# Training Ride report...So Cal. desert and mountains



## Gnarly 928 (Nov 19, 2005)

This Feb. some of my teammates (masters) gathered in the desert east of San Diego for a week of winter riding and training. While the weather didn't really co-operate, we did get in some great riding. I would guess the "Queen Stage" ride was from Borrego Springs to the Palomar Summit and return...about 90 miles with ~9000' of climbing. Two long defined climbs connected across the mid-elevation high country between San Diego and Palm Springs.

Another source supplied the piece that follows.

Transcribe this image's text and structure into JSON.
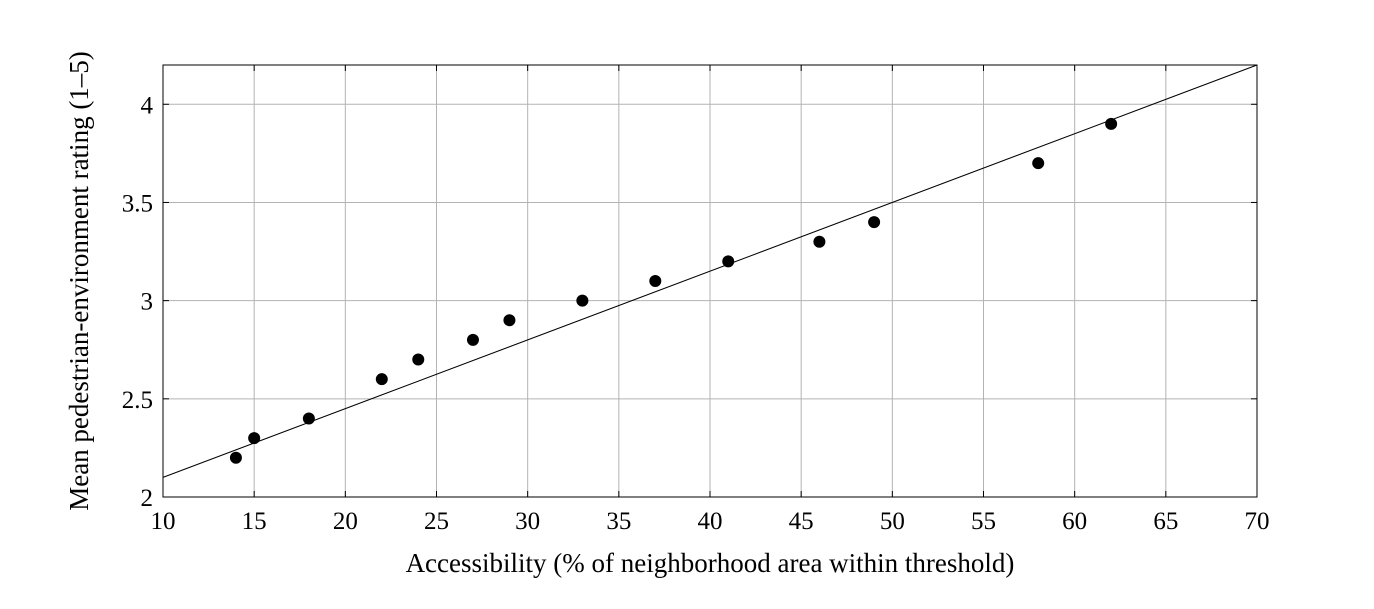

See the ride profile from my Garmin. We started in Borrego Springs at about 600' elevation. From the end of main street, the Montezuma Grade starts and holds about 8% average over 11 miles of switchbacks, gaining about 3700' to the Ranchita summit, where there is a single store. Montezuma Grade is called the Glass Elevator by the RAAM riders..and brought back memories for some of our team, who'd ridden in the Race Across the West last season...

We'd planned on riding to the town of Julian, but it was a long holiday (President's Day) and the highway was busy with escapee's from LA headed to the off road areas, etc....so we revised our ride to the summit of Mt. Palomar, via the East Grade route....a less-busy route.

With a brief stop at the Lk. Henshaw store for more fuel, we tackled the East Grade with a nice little tailwind...seeing some leftover snow along the road in the shade, it was still pretty nice. We regrouped at the summit in the parking lot of the Palomar Store...along with all the sport motos and Harleys. The Palomar South Grade road is a popular motorcycle road.

Our HTFU riders went on to the Observatory, while us Whankers reversed our route and headed back to Borrego. It is possible to make a loop of Palomar, but we thought it was too busy given the long weekend traffic and very narrow shoulder on hwy 76(?)

A very nice training ride, one of the few our gang got in what with two storms passing druing their "week in the sun"...


----------



## Gnarly 928 (Nov 19, 2005)

Can't figure how to get captions near the photos in this post, so here is what you see in the previous post. 

First picture: The lower 1/3 of Montezuma Grade with "town" down below. There is a car on one of the switchbacks. "Glass Elevator" indeed.

2nd picture: From an overlook near the summit on the East Grade road. In the distance is San Diego bay and the Isla Coronado, in Mexican waters.

3rd picture: The top part of the South Grade road on Palomar. You can see why the sportbike crowds like riding it. Waay out in the haze is San Clemente island, about 35 miles out from LA.


----------